The Revd Dr Robert Brian MacCarthy is a clergyman in the Church of Ireland. He was Dean of Saint Patrick's Cathedral, Dublin from 1999 until his retirement in January 2012.

==Education and career==
Born in 1940, MacCarthy was educated at St. Columba's College in Rathfarnham, Dublin. He continued his studies in Trinity College Dublin, St John's College, Cambridge, Trinity College, Oxford and Cuddesdon Theological College.

He received a Ph.D. in 19th century Irish history from Trinity College in 1983. Prior to his ordination in 1979, he spent twelve years in university administration at Reading University, Queen's University Belfast and Trinity College Dublin, where he became Assistant Secretary. He became curate of Carlow in 1979, a post he held until 1981 when he was appointed Librarian of Pusey House, Oxford and Fellow of St Cross College. In 1982 he was appointed Team Vicar in Bracknell New Town.

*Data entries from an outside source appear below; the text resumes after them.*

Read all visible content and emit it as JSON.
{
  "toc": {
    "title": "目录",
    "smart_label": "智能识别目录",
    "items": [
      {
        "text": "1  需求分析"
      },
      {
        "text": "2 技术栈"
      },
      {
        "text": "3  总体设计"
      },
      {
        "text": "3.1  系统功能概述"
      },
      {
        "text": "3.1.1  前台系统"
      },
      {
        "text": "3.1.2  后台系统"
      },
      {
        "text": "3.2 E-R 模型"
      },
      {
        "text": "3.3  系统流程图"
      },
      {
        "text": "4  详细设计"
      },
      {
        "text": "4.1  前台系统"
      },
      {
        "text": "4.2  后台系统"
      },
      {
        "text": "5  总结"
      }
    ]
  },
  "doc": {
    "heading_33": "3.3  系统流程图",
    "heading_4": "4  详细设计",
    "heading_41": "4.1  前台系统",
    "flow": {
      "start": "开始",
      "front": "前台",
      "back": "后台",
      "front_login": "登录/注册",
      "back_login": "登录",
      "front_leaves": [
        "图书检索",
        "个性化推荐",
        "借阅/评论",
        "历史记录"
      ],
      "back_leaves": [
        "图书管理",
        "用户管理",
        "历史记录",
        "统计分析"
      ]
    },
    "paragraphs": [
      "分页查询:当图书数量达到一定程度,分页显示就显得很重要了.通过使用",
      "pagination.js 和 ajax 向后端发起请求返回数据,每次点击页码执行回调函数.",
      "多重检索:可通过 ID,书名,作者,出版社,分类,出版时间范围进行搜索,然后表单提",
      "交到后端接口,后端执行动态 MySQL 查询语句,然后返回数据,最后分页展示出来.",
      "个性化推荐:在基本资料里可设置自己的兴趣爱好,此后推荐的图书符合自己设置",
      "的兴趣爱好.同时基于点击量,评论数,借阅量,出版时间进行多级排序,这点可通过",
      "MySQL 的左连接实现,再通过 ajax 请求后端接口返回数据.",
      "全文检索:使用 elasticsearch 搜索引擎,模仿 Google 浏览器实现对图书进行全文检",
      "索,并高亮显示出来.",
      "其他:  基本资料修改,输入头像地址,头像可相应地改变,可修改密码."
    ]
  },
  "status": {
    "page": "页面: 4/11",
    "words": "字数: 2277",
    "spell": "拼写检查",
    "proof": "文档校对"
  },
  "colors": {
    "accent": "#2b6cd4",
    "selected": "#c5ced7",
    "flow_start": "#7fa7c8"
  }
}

From 1986 to 1988 he was Bishop's Vicar in St Canice's Cathedral, Kilkenny. He became Rector of Castlecomer, County Kilkenny in 1988. From 1995 to 1999 he was Rector of St Nicholas' Collegiate Church, Galway and Provost of Tuam. He has been a member of the chapter since 1994, as the Prebendary of Monmohenock.

He was elected Dean of St Patrick's in 1999. Robert MacCarthy retired from his position as Dean of St Patrick's Cathedral on 25 January 2012.

==Publications and theology==
His publications include The Estates of Trinity College Dublin (Dundalgan Press, 1992) and Ancient and Modern: A Short History of the Church of Ireland (Four Courts Press, 1995). More recently he has written a biography of John Henry Bernard (Linden Publishing, 2008).

MacCarthy has become known for his controversial opinions and liberal theology. He has been a champion of ecumenical dialogue and during his time a Roman Catholic and a former Moderator of the Presbyterian Church were elected to the cathedral's 24-person Chapter. After expressing doubts concerning the validity of some New Testament verses in our modern world, questions were raised over Dr. MacCarthy's claimed orthodoxy.

In October 2005 he gave a sermon which appeared in an abridged form in The Irish Times on 13 October 2005. It proved controversial, with one commentator in The Brandsma Review dubbing it The rubber-stamping of buggery. MacCarthy criticised the then Taoiseach Bertie Ahern for issuing a public invitation to a State reception for Cardinal Desmond Connell in 2001 in the joint names of the Taoiseach and his then partner. MacCarthy declined to attend and received over 300 letters of support, many from Roman Catholics.

In April 2008 in a letter to The Irish Times he referred to Muslims and Hindus as indoctrinating their children into "a cult". In St Patrick's he has been censured by both board and chapter. In 2011 he invited all seven presidential candidates to support his suggestion that St Patrick's should become a national ecumenical cathedral for all Christians in Ireland.